The rise of the internet has profoundly changed the way we consume entertainment. From movies, to live concerts, to a museum’s art collection, enjoying these forms of entertainment used to be an event, involving getting dressed up and going out of the house, sometimes even thousands of miles of travel. Digital media has made it possible to access all of that from the convenience of our phone screen. Within this kind of media landscape, it is easy to think that magic as a form of entertainment has become obsolete. One magician seems to think that that is not the case. Meet Thomas Poole, a nationally performing event magician. Thomas has learned how to do card magic since the age of 12 and has kept on perfecting his craft ever since. What started as a mere hobby soon turned into something more serious. Thomas is a performer. For him, magic is an art, and he takes his art seriously. Whenever he’s not performing, he would take 3-6 hours every day to practice his newest trick, dissecting not only the card mechanics but also the psychology of his audience. By studying people’s behavior, how they react and respond to certain actions, it allows Thomas to create an illusion of unpredictability and mystery. The golden age of magic as performing art may seem to have faded. Older generations may recall the era of David Copperfield, whose performances were as much a grand spectacle as they were enigmatic.

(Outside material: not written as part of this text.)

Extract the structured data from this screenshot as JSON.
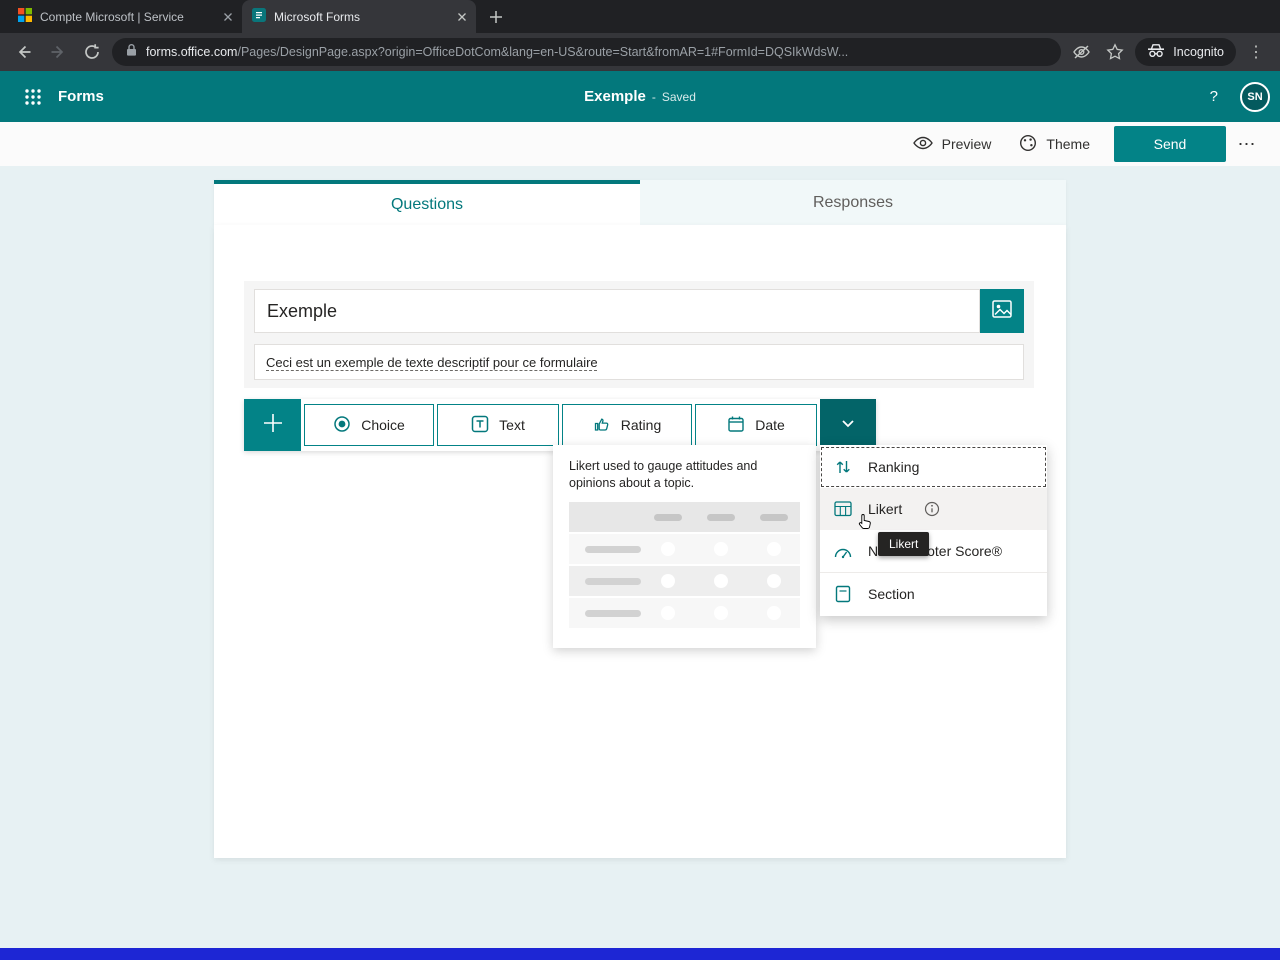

Whether it’s making a train, a plain and the Statue of Liberty vanish on different occasions, or teleporting someone to a stage in Australia, we tend to be so captivated that it left us wanting the next act to be even bigger. On the flip side of the coin is the growing number of so-called truth-tellers, a community of internauts, whether through YouTube videos or blog posts, dedicating themselves to debunking and exposing magic tricks. Skepticism is the norm, and nothing must be left unquestioned.
Yet for Thomas, magic is so much more than all of that. According to him, the key component to magic, as a performance, has always been to entertain people and to make people feel good about themselves. The kind of tricks that are being performed is only secondary. What’s more important is that people will feel the thrill of experiencing something that seems to be impossible, right before their eyes. Thomas believes that at the very core, we all, as human beings, still long for meaningful emotional connections that are absent from digital entertainment, despite the convenience that it offers. Thomas’ performances are a way for him to engage with and entertain his audience in a way that will bring the best out of them. Through a mastery of his audience’s psychology, Thomas takes his audience on a trip where they will end up questioning their very own reality.